News

04.03.19

Cornwall Council's technology-enabled care

Source: PSE Feb/March 2019

Cllr Rob Rotchell, cabinet member for adult social care at Cornwall Council, tells us how his council is addressing the challenges of adult care and support through its technology-enabled care programme.

The upcoming year will continue to bring major challenges for health and adult social care in the UK. In Cornwall, we aim to create a sustainable and prosperous place that is resilient and resourceful, where communities are strong and the most vulnerable are protected.

The issues around the funding of adult social care have been well documented over the past few years – and Cornwall is no exception.

Despite the financial challenges, there is a real need for residents to have more choice and control and to live as independently as possible. We have had to think differently about how people can be supported to live more healthily and safely while maximising their independence.

To tackle this, we have recognised the factors that will help us to achieve this. This includes challenging traditional approaches to care and support for staff and the wider public, as well as examining the internal working practices within the care and health system.

A qualitative trial has been taking place in Cornwall over the past year which has looked at, in most cases, quite simple pieces of technology that have supported individuals to live at home for longer.

The trials have been successful, with the first-hand accounts of those involved a testament to the difference they have made to people’s lives. The trials have been based on areas of need in Cornwall which are:

  • Falls;
  • Dehydration;
  • Frailty/dementia;
  • Social isolation;
  • Safeguarding and risk management;
  • Transitions (Moving from Children’s to Adult Social Care).
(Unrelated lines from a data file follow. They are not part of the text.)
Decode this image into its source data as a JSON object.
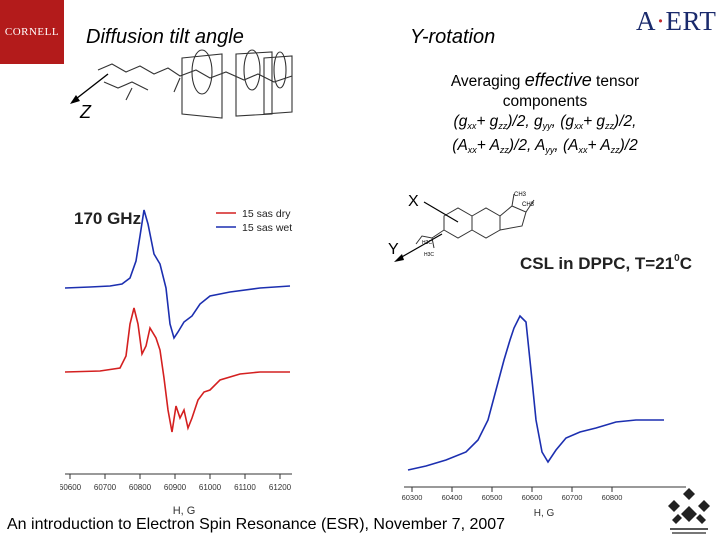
{
  "header": {
    "left_logo": "CORNELL",
    "right_logo_a": "A",
    "right_logo_b": "ERT",
    "title_left": "Diffusion tilt angle",
    "title_right": "Y-rotation"
  },
  "averaging": {
    "line1_pre": "Averaging ",
    "line1_italic": "effective",
    "line1_post": " tensor",
    "line2": "components",
    "g_open": "(g",
    "g_xx": "xx",
    "g_plus": "+ g",
    "g_zz": "zz",
    "g_close": ")/2,",
    "g_gyy": " g",
    "g_yy": "yy",
    "g_comma": ", (g",
    "g_xx2": "xx",
    "g_plus2": "+ g",
    "g_zz2": "zz",
    "g_close2": ")/2,",
    "a_open": "(A",
    "a_xx": "xx",
    "a_plus": "+ A",
    "a_zz": "zz",
    "a_close": ")/2, A",
    "a_yy": "yy",
    "a_comma": ", (A",
    "a_xx2": "xx",
    "a_plus2": "+ A",
    "a_zz2": "zz",
    "a_close2": ")/2"
  },
  "molecule_labels": {
    "z_axis": "Z",
    "x_axis": "X",
    "y_axis": "Y"
  },
  "chart_data": [
    {
      "type": "line",
      "title": "170 GHz",
      "xlabel": "H, G",
      "x_tick_labels": [
        "60600",
        "60700",
        "60800",
        "60900",
        "61000",
        "61100",
        "61200"
      ],
      "series": [
        {
          "name": "15 sas dry",
          "color": "#d42020"
        },
        {
          "name": "15 sas wet",
          "color": "#1c2fb0"
        }
      ],
      "legend_position": "top-right"
    },
    {
      "type": "line",
      "title": "CSL in DPPC, T=21",
      "title_degree": "0",
      "title_unit": "C",
      "xlabel": "H, G",
      "x_tick_labels": [
        "60300",
        "60400",
        "60500",
        "60600",
        "60700",
        "60800"
      ],
      "series": [
        {
          "color": "#1c2fb0"
        }
      ]
    }
  ],
  "footer": {
    "text": "An introduction to Electron Spin Resonance (ESR), November 7, 2007"
  },
  "colors": {
    "cornell_red": "#b31b1b",
    "acert_blue": "#1a2a6c",
    "dry_red": "#d42020",
    "wet_blue": "#1c2fb0"
  }
}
Taking time out from busy working days to learn about new technologies can be a challenge.  At a recent event, healthcare staff and care providers showed a great interest in current technology, as well as being able to look ahead to what could be possible in the future  – such as robots and artificial intelligence.

The event was very well received and helped attendees to envision the scope of care in the future. It was plain to see how excited they were at the prospect of this technology being available to help people maintain their independence.  The fruits of our efforts are beginning to pay off with recent media interest in how technology is helping. These stories highlight the way people’s lives have been transformed and have so far covered:

  • A GPS tracker that has supported someone with Alzheimer’s to live in their own home, so far avoiding an unwanted move to residential care;
  • The use of an online platform with access to a range of exercises that has helped someone to get back on their feet and exercise again after a prolonged spell in hospital;
  • Passive monitoring to support a man with COPD, which is used to detect his activity at home and can send an alert out to a loved one or neighbour when something out of the ordinary happens.
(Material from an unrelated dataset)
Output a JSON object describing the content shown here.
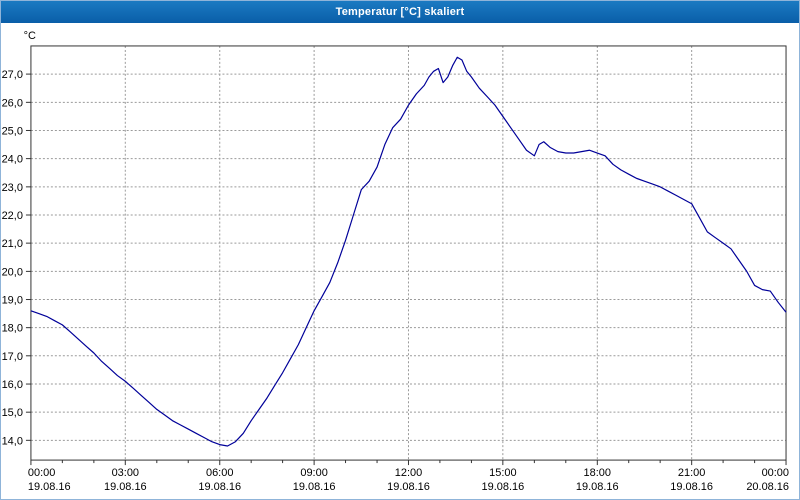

The hands-on involvement of project staff has been integral to success seen so far, with carers fully-engaged and supportive throughout the process.

The trials are now feeding into the planning of Cornwall Council’s Technology-Enabled Care (TEC) strategy. The strategy will utilise, support, and empower a confident, skilled, and knowledgeable local workforce to creatively offer TEC to help people in Cornwall achieve what matters to them.